Cette double formation à la fois classique et moderne déterminera l’ensemble de sa carrière : si c’est avant tout comme helléniste que Bollack se fera connaître, son travail sur la poésie du 20esiècle, française autant qu’allemande, n’en est pas moins d’une très grande ampleur. C’est au reste à partir de ce carrefour franco-allemand qu’il faut envisager son œuvre. Par l’Allemagne, Bollack est l’héritier tant de la plus grande tradition de la philologie classique que de la tradition herméneutique pour laquelle son amitié avec Peter Szondi aviva encore son intérêt.

Par la France – il fut l’élève de Pierre Chantraine, mais aussi de Meillet, de Benveniste et suivit aussi les cours de Gilson et Marrou –, il reçut une formation de grammairien que complétaient ses intérêts pour l’histoire des sciences enseignée par Koyré ou Canguilhem.

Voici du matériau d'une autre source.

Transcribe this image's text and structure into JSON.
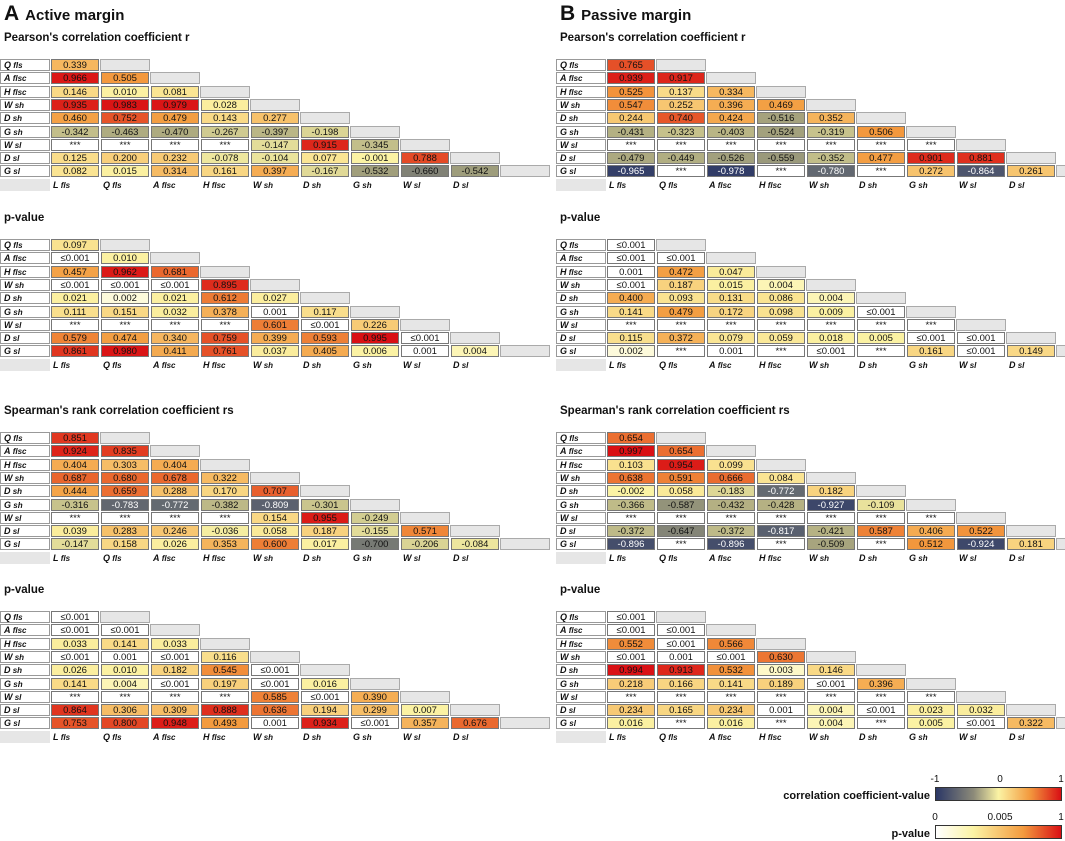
{
  "panels": [
    {
      "letter": "A",
      "title": "Active margin",
      "labels": [
        {
          "b": "L",
          "s": " fls"
        },
        {
          "b": "Q",
          "s": " fls"
        },
        {
          "b": "A",
          "s": " flsc"
        },
        {
          "b": "H",
          "s": " flsc"
        },
        {
          "b": "W",
          "s": " sh"
        },
        {
          "b": "D",
          "s": " sh"
        },
        {
          "b": "G",
          "s": " sh"
        },
        {
          "b": "W",
          "s": " sl"
        },
        {
          "b": "D",
          "s": " sl"
        },
        {
          "b": "G",
          "s": " sl"
        }
      ],
      "matrices": [
        {
          "title": "Pearson's correlation coefficient r",
          "kind": "corr",
          "rows": [
            [
              "0.339"
            ],
            [
              "0.966",
              "0.505"
            ],
            [
              "0.146",
              "0.010",
              "0.081"
            ],
            [
              "0.935",
              "0.983",
              "0.979",
              "0.028"
            ],
            [
              "0.460",
              "0.752",
              "0.479",
              "0.143",
              "0.277"
            ],
            [
              "-0.342",
              "-0.463",
              "-0.470",
              "-0.267",
              "-0.397",
              "-0.198"
            ],
            [
              "***",
              "***",
              "***",
              "***",
              "-0.147",
              "0.915",
              "-0.345"
            ],
            [
              "0.125",
              "0.200",
              "0.232",
              "-0.078",
              "-0.104",
              "0.077",
              "-0.001",
              "0.788"
            ],
            [
              "0.082",
              "0.015",
              "0.314",
              "0.161",
              "0.397",
              "-0.167",
              "-0.532",
              "-0.660",
              "-0.542"
            ]
          ]
        },
        {
          "title": "p-value",
          "kind": "p",
          "rows": [
            [
              "0.097"
            ],
            [
              "≤0.001",
              "0.010"
            ],
            [
              "0.457",
              "0.962",
              "0.681"
            ],
            [
              "≤0.001",
              "≤0.001",
              "≤0.001",
              "0.895"
            ],
            [
              "0.021",
              "0.002",
              "0.021",
              "0.612",
              "0.027"
            ],
            [
              "0.111",
              "0.151",
              "0.032",
              "0.378",
              "0.001",
              "0.117"
            ],
            [
              "***",
              "***",
              "***",
              "***",
              "0.601",
              "≤0.001",
              "0.226"
            ],
            [
              "0.579",
              "0.474",
              "0.340",
              "0.759",
              "0.399",
              "0.593",
              "0.995",
              "≤0.001"
            ],
            [
              "0.861",
              "0.980",
              "0.411",
              "0.761",
              "0.037",
              "0.405",
              "0.006",
              "0.001",
              "0.004"
            ]
          ]
        },
        {
          "title": "Spearman's rank correlation coefficient rs",
          "kind": "corr",
          "rows": [
            [
              "0.851"
            ],
            [
              "0.924",
              "0.835"
            ],
            [
              "0.404",
              "0.303",
              "0.404"
            ],
            [
              "0.687",
              "0.680",
              "0.678",
              "0.322"
            ],
            [
              "0.444",
              "0.659",
              "0.288",
              "0.170",
              "0.707"
            ],
            [
              "-0.316",
              "-0.783",
              "-0.772",
              "-0.382",
              "-0.809",
              "-0.301"
            ],
            [
              "***",
              "***",
              "***",
              "***",
              "0.154",
              "0.955",
              "-0.249"
            ],
            [
              "0.039",
              "0.283",
              "0.246",
              "-0.036",
              "0.058",
              "0.187",
              "-0.155",
              "0.571"
            ],
            [
              "-0.147",
              "0.158",
              "0.026",
              "0.353",
              "0.600",
              "0.017",
              "-0.700",
              "-0.206",
              "-0.084"
            ]
          ]
        },
        {
          "title": "p-value",
          "kind": "p",
          "rows": [
            [
              "≤0.001"
            ],
            [
              "≤0.001",
              "≤0.001"
            ],
            [
              "0.033",
              "0.141",
              "0.033"
            ],
            [
              "≤0.001",
              "0.001",
              "≤0.001",
              "0.116"
            ],
            [
              "0.026",
              "0.010",
              "0.182",
              "0.545",
              "≤0.001"
            ],
            [
              "0.141",
              "0.004",
              "≤0.001",
              "0.197",
              "≤0.001",
              "0.016"
            ],
            [
              "***",
              "***",
              "***",
              "***",
              "0.585",
              "≤0.001",
              "0.390"
            ],
            [
              "0.864",
              "0.306",
              "0.309",
              "0.888",
              "0.636",
              "0.194",
              "0.299",
              "0.007"
            ],
            [
              "0.753",
              "0.800",
              "0.948",
              "0.493",
              "0.001",
              "0.934",
              "≤0.001",
              "0.357",
              "0.676"
            ]
          ]
        }
      ]
    },
    {
      "letter": "B",
      "title": "Passive margin",
      "labels": [
        {
          "b": "L",
          "s": " fls"
        },
        {
          "b": "Q",
          "s": " fls"
        },
        {
          "b": "A",
          "s": " flsc"
        },
        {
          "b": "H",
          "s": " flsc"
        },
        {
          "b": "W",
          "s": " sh"
        },
        {
          "b": "D",
          "s": " sh"
        },
        {
          "b": "G",
          "s": " sh"
        },
        {
          "b": "W",
          "s": " sl"
        },
        {
          "b": "D",
          "s": " sl"
        },
        {
          "b": "G",
          "s": " sl"
        }
      ],
      "matrices": [
        {
          "title": "Pearson's correlation coefficient r",
          "kind": "corr",
          "rows": [
            [
              "0.765"
            ],
            [
              "0.939",
              "0.917"
            ],
            [
              "0.525",
              "0.137",
              "0.334"
            ],
            [
              "0.547",
              "0.252",
              "0.396",
              "0.469"
            ],
            [
              "0.244",
              "0.740",
              "0.424",
              "-0.516",
              "0.352"
            ],
            [
              "-0.431",
              "-0.323",
              "-0.403",
              "-0.524",
              "-0.319",
              "0.506"
            ],
            [
              "***",
              "***",
              "***",
              "***",
              "***",
              "***",
              "***"
            ],
            [
              "-0.479",
              "-0.449",
              "-0.526",
              "-0.559",
              "-0.352",
              "0.477",
              "0.901",
              "0.881"
            ],
            [
              "-0.965",
              "***",
              "-0.978",
              "***",
              "-0.780",
              "***",
              "0.272",
              "-0.864",
              "0.261"
            ]
          ]
        },
        {
          "title": "p-value",
          "kind": "p",
          "rows": [
            [
              "≤0.001"
            ],
            [
              "≤0.001",
              "≤0.001"
            ],
            [
              "0.001",
              "0.472",
              "0.047"
            ],
            [
              "≤0.001",
              "0.187",
              "0.015",
              "0.004"
            ],
            [
              "0.400",
              "0.093",
              "0.131",
              "0.086",
              "0.004"
            ],
            [
              "0.141",
              "0.479",
              "0.172",
              "0.098",
              "0.009",
              "≤0.001"
            ],
            [
              "***",
              "***",
              "***",
              "***",
              "***",
              "***",
              "***"
            ],
            [
              "0.115",
              "0.372",
              "0.079",
              "0.059",
              "0.018",
              "0.005",
              "≤0.001",
              "≤0.001"
            ],
            [
              "0.002",
              "***",
              "0.001",
              "***",
              "≤0.001",
              "***",
              "0.161",
              "≤0.001",
              "0.149"
            ]
          ]
        },
        {
          "title": "Spearman's rank correlation coefficient rs",
          "kind": "corr",
          "rows": [
            [
              "0.654"
            ],
            [
              "0.997",
              "0.654"
            ],
            [
              "0.103",
              "0.954",
              "0.099"
            ],
            [
              "0.638",
              "0.591",
              "0.666",
              "0.084"
            ],
            [
              "-0.002",
              "0.058",
              "-0.183",
              "-0.772",
              "0.182"
            ],
            [
              "-0.366",
              "-0.587",
              "-0.432",
              "-0.428",
              "-0.927",
              "-0.109"
            ],
            [
              "***",
              "***",
              "***",
              "***",
              "***",
              "***",
              "***"
            ],
            [
              "-0.372",
              "-0.647",
              "-0.372",
              "-0.817",
              "-0.421",
              "0.587",
              "0.406",
              "0.522"
            ],
            [
              "-0.896",
              "***",
              "-0.896",
              "***",
              "-0.509",
              "***",
              "0.512",
              "-0.924",
              "0.181"
            ]
          ]
        },
        {
          "title": "p-value",
          "kind": "p",
          "rows": [
            [
              "≤0.001"
            ],
            [
              "≤0.001",
              "≤0.001"
            ],
            [
              "0.552",
              "≤0.001",
              "0.566"
            ],
            [
              "≤0.001",
              "0.001",
              "≤0.001",
              "0.630"
            ],
            [
              "0.994",
              "0.913",
              "0.532",
              "0.003",
              "0.146"
            ],
            [
              "0.218",
              "0.166",
              "0.141",
              "0.189",
              "≤0.001",
              "0.396"
            ],
            [
              "***",
              "***",
              "***",
              "***",
              "***",
              "***",
              "***"
            ],
            [
              "0.234",
              "0.165",
              "0.234",
              "0.001",
              "0.004",
              "≤0.001",
              "0.023",
              "0.032"
            ],
            [
              "0.016",
              "***",
              "0.016",
              "***",
              "0.004",
              "***",
              "0.005",
              "≤0.001",
              "0.322"
            ]
          ]
        }
      ]
    }
  ],
  "legend": {
    "corr": {
      "label": "correlation coefficient-value",
      "ticks": [
        "-1",
        "0",
        "1"
      ]
    },
    "p": {
      "label": "p-value",
      "ticks": [
        "0",
        "0.005",
        "1"
      ]
    }
  },
  "colors": {
    "neg": "#2b3766",
    "mid": "#fbf3a4",
    "high": "#d90f14",
    "mid2": "#f39a3e",
    "grey": "#e6e6e6"
  }
}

Sa complicité avec Pierre Bourdieu le rendit aussi très attentif à l’impact des institutions sur les formes de transmission du savoir.

Professeur de littérature et de pensée grecque à l’Université de Lille de 1958 à 1992, il y créa une école de philologie et d’herméneutique dont sont issus des esprits majeurs comme Heinz Wismann, André Laks, Philippe Rousseau ou Pierre Judet de la Combe. Invité à l’Institute for Advanced Studies de Princeton, à l’Université libre de Berlin, à la Faculté des Lettres de Genève, membre duWissenschaftskolleg berlinois, Bollack prodigua un enseignement dont le rayonnement fut international.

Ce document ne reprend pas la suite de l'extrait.